Supreme Court of Texas Update: Harris Cnty. Flood Control Dist. v. Kerr

Supreme Court of Texas

Supreme Court of Texas

Harris Cnty. Flood Control Dist. v. Kerr

No. 13-0303

Case Summary written by Allison Grayson, Online Edition Editor.

JUSTICE DEVINE delivered the opinion of the Court, in which CHIEF JUSTICE HECHT, JUSTICE GREEN, JUSTICE GUZMAN, and JUSTICE BOYD joined.

More than 400 residents and homeowners in Harris County experienced flooding during “Tropical Storm Francis in 1998, Tropical Storm Allison in 2001, and an unnamed storm in 2002.” In response to the flooding, the homeowners blamed “Harris County and Harris County Flood Control District, asserting that they approved new upstream development without implementing appropriate flood-control measures, and that they were substantially certain flooding would result.”

In 1976, the U.S. Army Corps of Engineers created a report looking at recurrent damaging floods in the White Oak Bayou. While the problem mainly came from the “inadequate channel capacities of the streams[,]” increasing suburban development furthered the problem. In response to these problems, the Army Corps of Engineers recommended changes to reduce any flooding in the future.

The government entities agreed to take charge of the project, where they hoped to “maintain or reduce the bayou’s 100-year flood plain.” Although the federal government was responsible for funding much of the project, the funding did not keep pace with new development in the area. Many of the new homes constructed “were not in the 100-year flood plain when built or approved.”

In response to the delay in funding, Harris County officials developed their own plan. In 1984, the county adopted the “Pate Plan” to eliminate flooding.

After experiencing a flood, residents in the area asked about the county’s flood control measures. Discovering flaws in the Pate Plan, the flood control district commissioned another report, which the government entities later adopted in the 1990s.

By 1999, the residents argued that “all of their homes were within the 100-year flood plain[,]” which was evident from three successive floods that occurred between 1998 and 2002. Based on these facts, the homeowners in the area filed an inverse condemnation suit.
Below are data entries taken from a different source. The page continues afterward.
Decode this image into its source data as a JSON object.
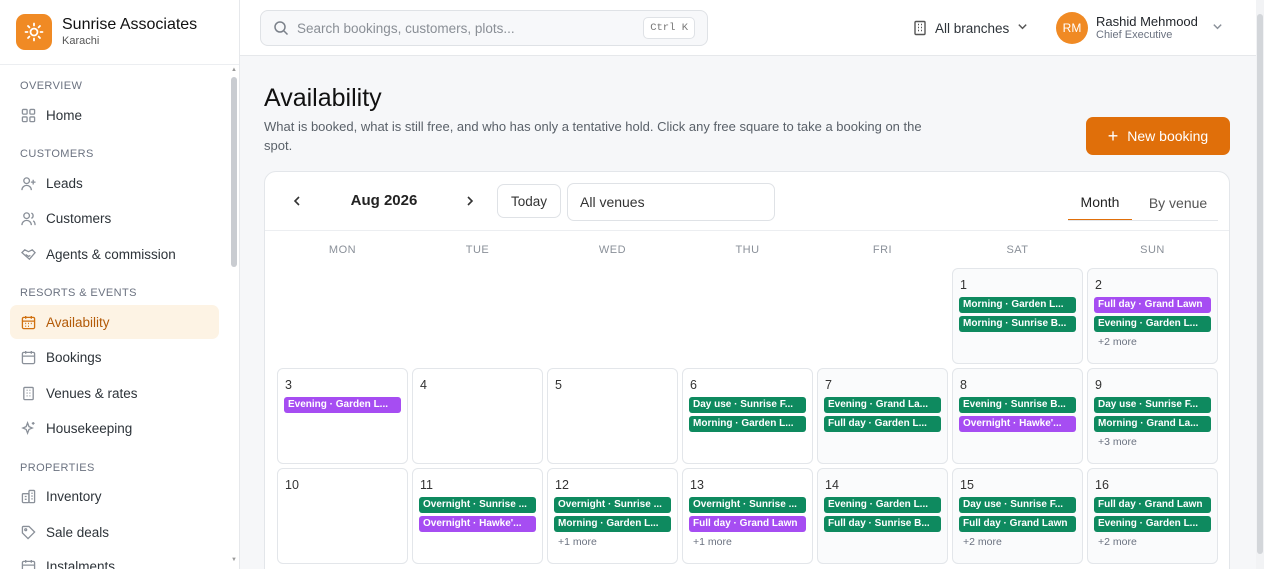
{
  "brand": {
    "name": "Sunrise Associates",
    "location": "Karachi",
    "logo_icon": "sun-icon",
    "color": "#f08a24"
  },
  "sidebar": {
    "sections": [
      {
        "label": "OVERVIEW",
        "items": [
          {
            "label": "Home",
            "icon": "home-grid-icon"
          }
        ]
      },
      {
        "label": "CUSTOMERS",
        "items": [
          {
            "label": "Leads",
            "icon": "user-plus-icon"
          },
          {
            "label": "Customers",
            "icon": "users-icon"
          },
          {
            "label": "Agents & commission",
            "icon": "handshake-icon"
          }
        ]
      },
      {
        "label": "RESORTS & EVENTS",
        "items": [
          {
            "label": "Availability",
            "icon": "calendar-icon",
            "active": true
          },
          {
            "label": "Bookings",
            "icon": "calendar-grid-icon"
          },
          {
            "label": "Venues & rates",
            "icon": "building-icon"
          },
          {
            "label": "Housekeeping",
            "icon": "sparkle-icon"
          }
        ]
      },
      {
        "label": "PROPERTIES",
        "items": [
          {
            "label": "Inventory",
            "icon": "buildings-icon"
          },
          {
            "label": "Sale deals",
            "icon": "tag-icon"
          },
          {
            "label": "Instalments",
            "icon": "calendar-money-icon"
          }
        ]
      }
    ]
  },
  "topbar": {
    "search_placeholder": "Search bookings, customers, plots...",
    "search_shortcut": "Ctrl K",
    "branch": "All branches",
    "user": {
      "initials": "RM",
      "name": "Rashid Mehmood",
      "role": "Chief Executive"
    }
  },
  "page": {
    "title": "Availability",
    "subtitle": "What is booked, what is still free, and who has only a tentative hold. Click any free square to take a booking on the spot.",
    "new_button": "New booking"
  },
  "calendar": {
    "month": "Aug 2026",
    "today_label": "Today",
    "venue_filter": "All venues",
    "views": [
      "Month",
      "By venue"
    ],
    "active_view": "Month",
    "weekdays": [
      "MON",
      "TUE",
      "WED",
      "THU",
      "FRI",
      "SAT",
      "SUN"
    ],
    "colors": {
      "confirmed": "#0e8a5f",
      "tentative": "#a64df2",
      "accent": "#e06f0a"
    },
    "weeks": [
      [
        null,
        null,
        null,
        null,
        null,
        {
          "day": "1",
          "events": [
            {
              "text": "Morning · Garden L...",
              "status": "confirmed"
            },
            {
              "text": "Morning · Sunrise B...",
              "status": "confirmed"
            }
          ],
          "more": ""
        },
        {
          "day": "2",
          "events": [
            {
              "text": "Full day · Grand Lawn",
              "status": "tentative"
            },
            {
              "text": "Evening · Garden L...",
              "status": "confirmed"
            }
          ],
          "more": "+2 more"
        }
      ],
      [
        {
          "day": "3",
          "events": [
            {
              "text": "Evening · Garden L...",
              "status": "tentative"
            }
          ],
          "more": ""
        },
        {
          "day": "4",
          "events": [],
          "more": ""
        },
        {
          "day": "5",
          "events": [],
          "more": ""
        },
        {
          "day": "6",
          "events": [
            {
              "text": "Day use · Sunrise F...",
              "status": "confirmed"
            },
            {
              "text": "Morning · Garden L...",
              "status": "confirmed"
            }
          ],
          "more": ""
        },
        {
          "day": "7",
          "events": [
            {
              "text": "Evening · Grand La...",
              "status": "confirmed"
            },
            {
              "text": "Full day · Garden L...",
              "status": "confirmed"
            }
          ],
          "more": ""
        },
        {
          "day": "8",
          "events": [
            {
              "text": "Evening · Sunrise B...",
              "status": "confirmed"
            },
            {
              "text": "Overnight · Hawke'...",
              "status": "tentative"
            }
          ],
          "more": ""
        },
        {
          "day": "9",
          "events": [
            {
              "text": "Day use · Sunrise F...",
              "status": "confirmed"
            },
            {
              "text": "Morning · Grand La...",
              "status": "confirmed"
            }
          ],
          "more": "+3 more"
        }
      ],
      [
        {
          "day": "10",
          "events": [],
          "more": ""
        },
        {
          "day": "11",
          "events": [
            {
              "text": "Overnight · Sunrise ...",
              "status": "confirmed"
            },
            {
              "text": "Overnight · Hawke'...",
              "status": "tentative"
            }
          ],
          "more": ""
        },
        {
          "day": "12",
          "events": [
            {
              "text": "Overnight · Sunrise ...",
              "status": "confirmed"
            },
            {
              "text": "Morning · Garden L...",
              "status": "confirmed"
            }
          ],
          "more": "+1 more"
        },
        {
          "day": "13",
          "events": [
            {
              "text": "Overnight · Sunrise ...",
              "status": "confirmed"
            },
            {
              "text": "Full day · Grand Lawn",
              "status": "tentative"
            }
          ],
          "more": "+1 more"
        },
        {
          "day": "14",
          "events": [
            {
              "text": "Evening · Garden L...",
              "status": "confirmed"
            },
            {
              "text": "Full day · Sunrise B...",
              "status": "confirmed"
            }
          ],
          "more": ""
        },
        {
          "day": "15",
          "events": [
            {
              "text": "Day use · Sunrise F...",
              "status": "confirmed"
            },
            {
              "text": "Full day · Grand Lawn",
              "status": "confirmed"
            }
          ],
          "more": "+2 more"
        },
        {
          "day": "16",
          "events": [
            {
              "text": "Full day · Grand Lawn",
              "status": "confirmed"
            },
            {
              "text": "Evening · Garden L...",
              "status": "confirmed"
            }
          ],
          "more": "+2 more"
        }
      ]
    ]
  }
}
Subsequently, the government entities filed a plea to the jurisdiction and motion for summary judgment. “The trial court denied the motion, and the court of appeals affirmed the denial of the plea to the jurisdiction.”

Issue: Whether “homeowners raised a fact question as to the elements of a taking.”

Here, the Court explained that in a takings case, showing that the act in question was intentional is not enough. Instead, “there must also be knowledge to a substantial certainty that the harm will occur.”

In this instance, the Court determined that a fact question existed as to “whether the government entities were substantially certain their actions in approving development without appropriately mitigating it would cause the plaintiffs’ homes to flood.” Further, the Court explained that no evidence existed to show that the government entities were substantially certain the flooding would occur when they approved the development. Therefore, the Court held that the homeowners raised a fact question concerning the intent of the government entities.

Additionally, a study suggested that a fact question existed as to whether the approval of the development caused the flooding of the homeowners’ homes. Moreover, the Court determined that at “least some evidence [existed] that in approving new development and drainage plans causing flooding, the entities’ were acting for a public use.”

Based on the determination that fact questions still existed in this case, the Court denied the government entities’ plea to the jurisdiction and affirmed the decision by the court of appeals.

JUSTICE WILLETT, joined by JUSTICE JOHNSON, JUSTICE LEHRMANN, and JUSTICE BROWN, dissenting.

Justice Willett dissented because he did not believe the homeowners presented a cognizable takings claim. Further, he explained that the majority’s decision would “encourage governments to do nothing to prevent flooding, rather than studying and addressing the problem.” Additionally, Justice Willett wrote that the majority opinion left out other important elements required for a takings claim, including: affirmative conduct, specificity, and public use.

Justice Willett also discussed the fact that the Takings Clause and sovereign immunity often conflict in situations such as this one. Explaining his position, he stated that “[w]hile the right to compensation for a taking is constitutionally mandated, sovereign immunity is also a matter of constitutional significance.”

Ultimately, Justice Willett wrote that he was concerned the Court’s decision “unnecessarily expand[ed] taking liability.” Further, he argued that the decision could “make the government an insurer for all manner of natural disasters and inevitable man-made accidents.”

JUSTICE LEHRMANN, joined by JUSTICE WILLET, dissenting.

Justice Lehrmann wrote separately to further discuss “the availability of compensation when a taking occurs, regardless of whether it is for public or private use.” She explained that the Court has never “held that a taking that fails to satisfy the public-use element is not compensable.” When the government takes private property without paying the owner for it, “the owner may recover damages for inverse condemnation.”